São vários os casos existentes no país de candidatos que estavam presos, inclusive, por exemplo, condenados provisoriamente e que foram reeleitos com maior votação para Câmara Municipal (clique aqui).
Diz o artigo 16-A da nossa Lei das Eleições (lei 9.504) que "o candidato cujo registro esteja sub judice poderá efetuar todos os atos relativos à campanha eleitoral, inclusive utilizar o horário eleitoral gratuito no rádio e na televisão e ter seu nome mantido na urna eletrônica enquanto estiver sob essa condição, ficando a validade dos votos a ele atribuídos condicionada ao deferimento de seu registro por instância superior".
Obviamente que ninguém poderá pedir para sair da prisão para fazer campanha eleitoral, pois, se assim fosse, da prisão brotariam pedidos de registros de candidatura, o que nos parece algo disparatado, quase excêntrico. Todavia, a grande verdade é que tal dispositivo (art. 16-A) permite, expressamente, que enquanto os tribunais superiores não decidirem definitivamente os recursos interpostos, tal sujeito tem uma candidatura "sob condição", ou seja, trocando em miúdos, seu nome poderá estar nas urnas eletrônicas, mas, se eleito, seu registro definitivo dependerá do julgamento dos recursos pelos tribunais superiores.
Tal situação é gravíssima, pois traz o risco de permitir que alguém possa fazer um pedido de registro de candidatura natimorto apenas para confundir os eleitores e bagunçar o processo eleitoral, causando um desperdício de dinheiro público, de tempo da população, e consumindo a credibilidade da própria democracia.

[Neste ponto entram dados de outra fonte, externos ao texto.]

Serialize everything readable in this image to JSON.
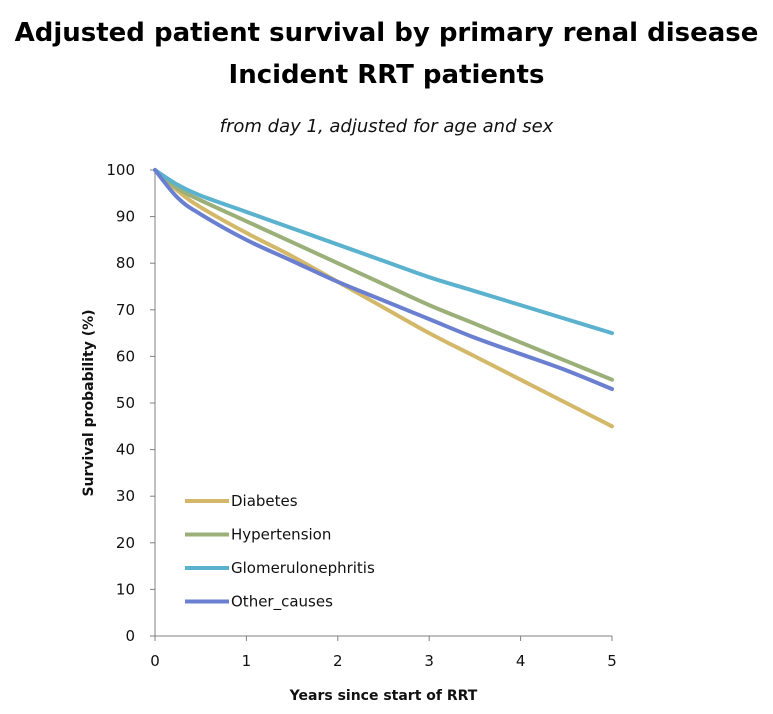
{
  "chart_data": {
    "type": "line",
    "title": "Adjusted patient survival by primary renal disease",
    "title_line2": "Incident RRT patients",
    "subtitle": "from day 1, adjusted for age and sex",
    "xlabel": "Years since start of RRT",
    "ylabel": "Survival probability (%)",
    "xlim": [
      0,
      5
    ],
    "ylim": [
      0,
      100
    ],
    "x_ticks": [
      0,
      1,
      2,
      3,
      4,
      5
    ],
    "y_ticks": [
      0,
      10,
      20,
      30,
      40,
      50,
      60,
      70,
      80,
      90,
      100
    ],
    "grid": false,
    "legend_position": "bottom-left",
    "x": [
      0,
      0.25,
      0.5,
      1,
      1.5,
      2,
      2.5,
      3,
      3.5,
      4,
      4.5,
      5
    ],
    "series": [
      {
        "name": "Diabetes",
        "color": "#D4B86A",
        "values": [
          100,
          95.5,
          92,
          86.5,
          81.5,
          76,
          70.5,
          65,
          60,
          55,
          50,
          45
        ]
      },
      {
        "name": "Hypertension",
        "color": "#9BAF78",
        "values": [
          100,
          96,
          93.5,
          89,
          84.5,
          80,
          75.5,
          71,
          67,
          63,
          59,
          55
        ]
      },
      {
        "name": "Glomerulonephritis",
        "color": "#5BB2CF",
        "values": [
          100,
          96.8,
          94.5,
          91,
          87.5,
          84,
          80.5,
          77,
          74,
          71,
          68,
          65
        ]
      },
      {
        "name": "Other_causes",
        "color": "#6A7FD0",
        "values": [
          100,
          94,
          90.5,
          85,
          80.5,
          76,
          72,
          68,
          64,
          60.5,
          57,
          53
        ]
      }
    ]
  }
}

Bem, num quadro deste, alguém que pode dizer que, para evitar este imbróglio, bastariam aos tribunais superiores julgarem rapidamente os recursos, evitando que a situação sub judice se prolongue até o momento das eleições, e assim também evitando que o povo vote em quem está com "candidatura sob condição". Mas, bem sabemos que o processo eleitoral se dá num curto espaço de tempo, e, mesmo que os tribunais superiores consigam julgar todos os recursos em tempo anterior às eleições, pode acontecer de a população ser confundida com tal situação no curso do processo eleitoral.

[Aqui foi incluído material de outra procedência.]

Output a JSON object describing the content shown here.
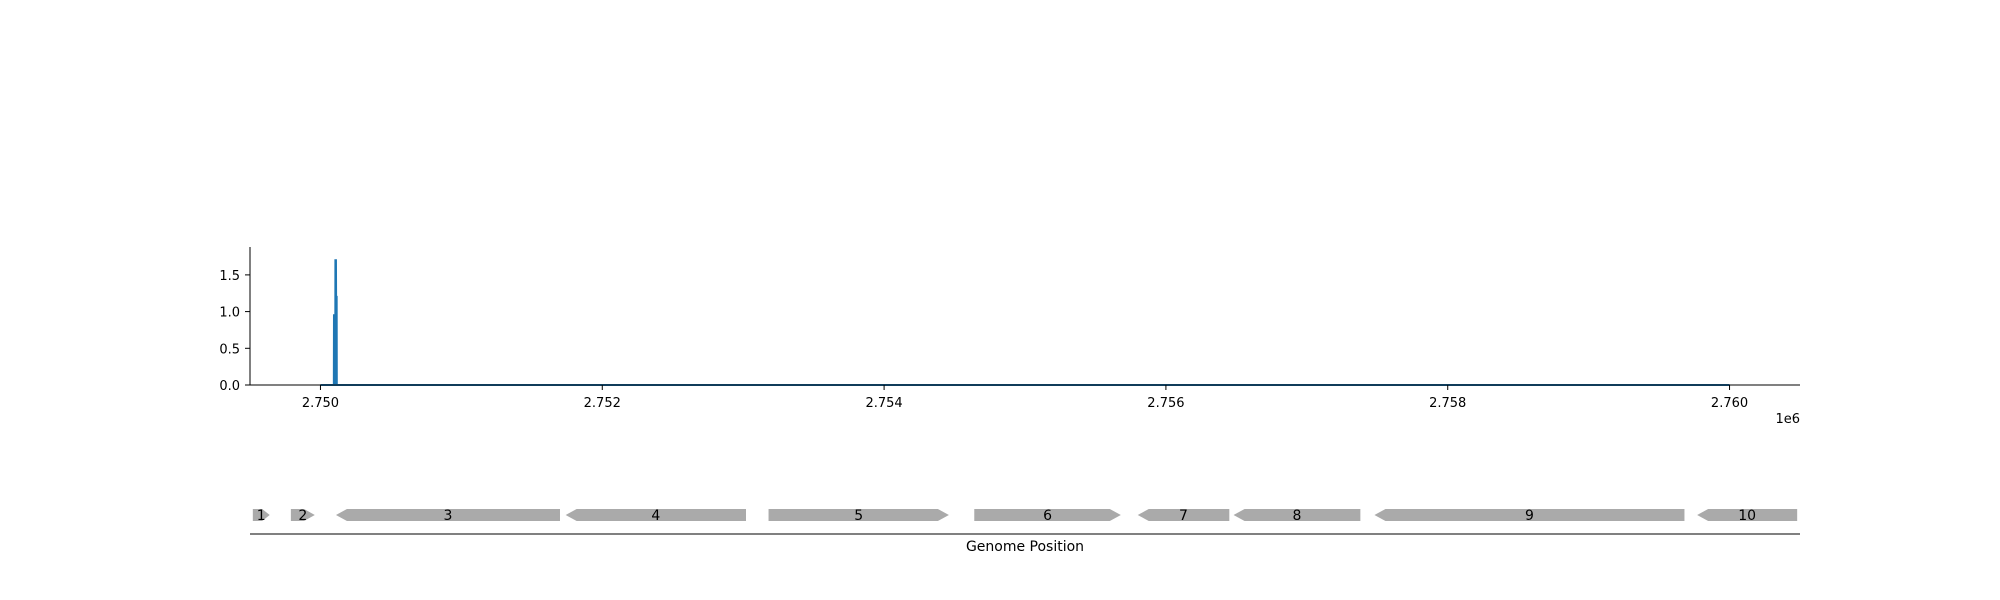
{
  "chart_data": [
    {
      "type": "line",
      "title": "",
      "xlabel": "",
      "ylabel": "",
      "x_offset_label": "1e6",
      "xlim": [
        2749500,
        2760500
      ],
      "ylim": [
        0,
        1.88
      ],
      "x_ticks": [
        2750000,
        2752000,
        2754000,
        2756000,
        2758000,
        2760000
      ],
      "x_tick_labels": [
        "2.750",
        "2.752",
        "2.754",
        "2.756",
        "2.758",
        "2.760"
      ],
      "y_ticks": [
        0,
        0.5,
        1.0,
        1.5
      ],
      "y_tick_labels": [
        "0.0",
        "0.5",
        "1.0",
        "1.5"
      ],
      "grid": false,
      "line_color": "#1f77b4",
      "series": [
        {
          "x": [
            2750000,
            2750090,
            2750095,
            2750096,
            2750100,
            2750101,
            2750105,
            2750106,
            2750110,
            2750111,
            2750115,
            2750116,
            2750200,
            2760000
          ],
          "y": [
            0,
            0,
            0,
            0.95,
            0.95,
            0,
            0,
            1.7,
            1.7,
            1.2,
            1.2,
            0,
            0,
            0
          ]
        }
      ]
    },
    {
      "type": "gene-track",
      "xlabel": "Genome Position",
      "xlim": [
        2749500,
        2760500
      ],
      "feature_color": "#aaaaaa",
      "genes": [
        {
          "label": "1",
          "start": 2749520,
          "end": 2749640,
          "strand": "+"
        },
        {
          "label": "2",
          "start": 2749790,
          "end": 2749960,
          "strand": "+"
        },
        {
          "label": "3",
          "start": 2750110,
          "end": 2751700,
          "strand": "-"
        },
        {
          "label": "4",
          "start": 2751740,
          "end": 2753020,
          "strand": "-"
        },
        {
          "label": "5",
          "start": 2753180,
          "end": 2754460,
          "strand": "+"
        },
        {
          "label": "6",
          "start": 2754640,
          "end": 2755680,
          "strand": "+"
        },
        {
          "label": "7",
          "start": 2755800,
          "end": 2756450,
          "strand": "-"
        },
        {
          "label": "8",
          "start": 2756480,
          "end": 2757380,
          "strand": "-"
        },
        {
          "label": "9",
          "start": 2757480,
          "end": 2759680,
          "strand": "-"
        },
        {
          "label": "10",
          "start": 2759770,
          "end": 2760480,
          "strand": "-"
        }
      ]
    }
  ]
}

Por outro lado, o que acontece se não julgar tais recursos do candidato sub judice e como já ocorreu o Brasil, tal candidato vier a ser eleito. Aí teremos um enorme problema, pois uma vez que seja cassado o registro depois de eleito "sub judice", toda a eleição será anulada, pois não mais existe a regra de que o segundo colocado assume. Novas eleições deverão ser feitas. Irão dizer, se ganhar ou perder os recursos, que o resultado foi no "tapetão".

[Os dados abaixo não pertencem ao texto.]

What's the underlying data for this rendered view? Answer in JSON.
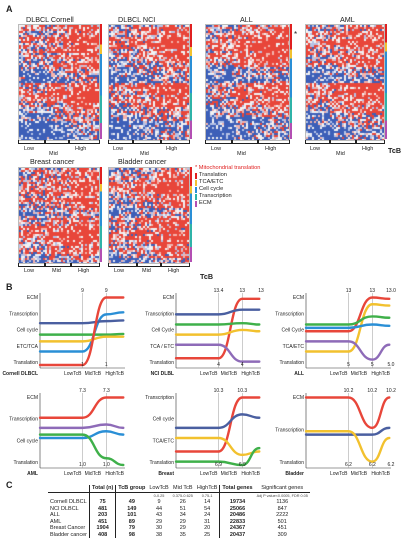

Para evitar isso, além da celeridade no julgamento dos pedidos de registros de candidaturas natimortos, e das respectivas impugnações que a elas sejam feitas, e seus respectivos recursos, lembramos que não pode ser esquecida a figura da tutela provisória (de urgência e da evidência) prevista no Código de Processo Civil que pode ser utilizada no direito processual eleitoral, inclusive no âmbito recursal, para evitar o desvario de pedidos de registro de candidatura natimortos destinados unicamente a ferir a liberdade do eleitor.
Infelizmente, não é o que não pode ser e não é, porque candidaturas natimortas, não só nascem como crescem, produzem efeitos e morrem, não sem antes putrefazer a própria democracia.